An apologia for firewalls


 An even better candidate, in my humble opinion, would be Lee Smollin for his last book. I would link the Lubos review but I think that would be to unfair because it is well known that "crackpot" is the more polite word that could characterise Lubo's opinion about Smollin.   That's why I give a link to Sabines blog, who also have a closer knowledge of Lee because she was a former collaborative of him: Book review: “Time Reborn” by Lee Smolin.

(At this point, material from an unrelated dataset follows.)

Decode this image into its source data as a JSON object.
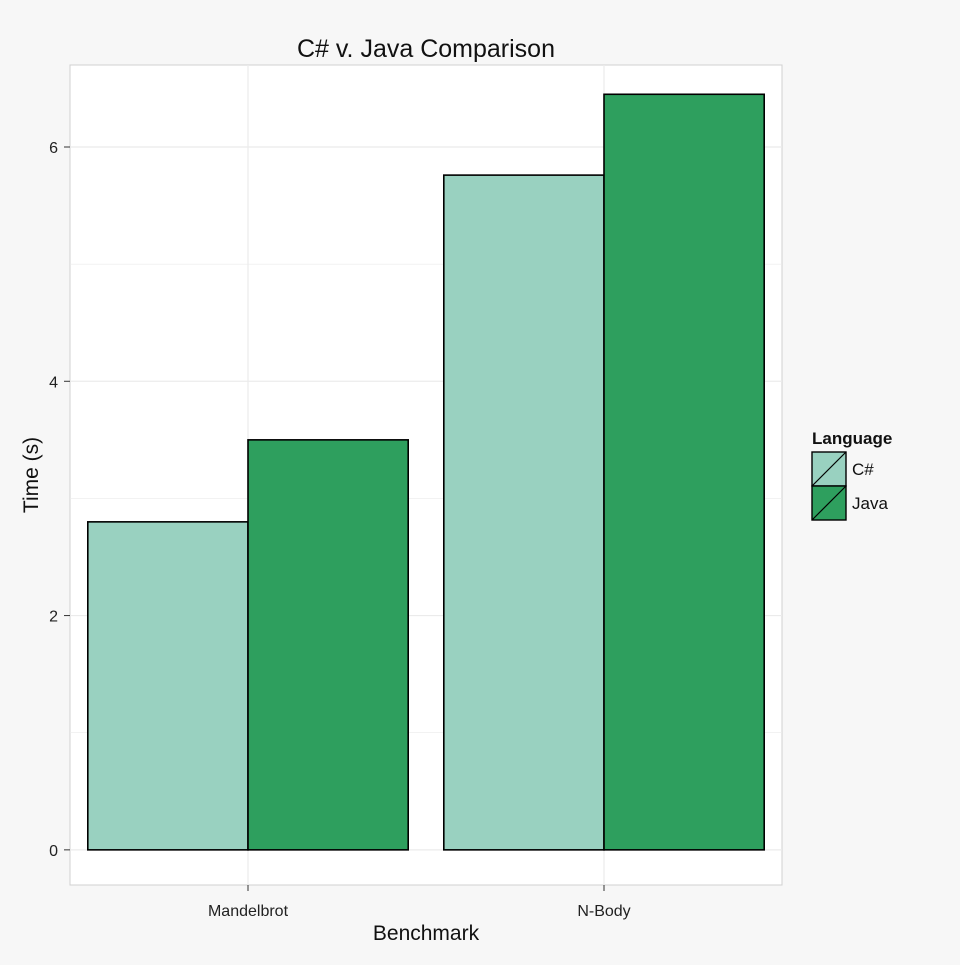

 Well, my last candidate would be for the exotic side. It is an article where the author - Benjamin K. Tippett - designs a metric that could fit a literary writing by Francis Wayland Thurston. The whole felling of the paper is something like a scientific description of the worlds of chuthlhu. I give here the link and the abstract:


Possible Bubbles of Spacetime Curvature in the South Pacific


In 1928, the late Francis Wayland Thurston published a scandalous manuscript in purport of warning the world of a global conspiracy of occultists. Among the documents he gathered to support his thesis was the personal account of a sailor by the name of Gustaf Johansen, describing an encounter with an extraordinary island. Johansen`s descriptions of his adventures upon the island are fantastic, and are often considered the most enigmatic (and therefore the highlight) of Thurston`s collection of documents. 
We contend that all of the credible phenomena which Johansen described may be explained as being the observable consequences of a localized bubble of spacetime curvature. Many of his most incomprehensible statements (involving the geometry of the architecture, and variability of the location of the horizon) can therefore be said to have a unified underlying cause. 
We propose a simplified example of such a geometry, and show using numerical computation that Johansen`s descriptions were, for the most part, not simply the ravings of a lunatic. Rather, they are the nontechnical observations of an intelligent man who did not understand how to describe what he was seeing. Conversely, it seems to us improbable that Johansen should have unwittingly given such a precise description of the consequences of spacetime curvature, if the details of this story were merely the dregs of some half remembered fever dream. 
We calculate the type of matter which would be required to generate such exotic spacetime curvature. Unfortunately, we determine that the required matter is quite unphysical, and possess a nature which is entirely alien to all of the experiences of human science. Indeed, any civilization with mastery over such matter would be able to construct warp drives, cloaking devices, and other exotic geometries required to conveniently travel through the cosmos.

 Of course everyone is free to make his own suggestions, and, if they don't like the idea, to explain their reasons.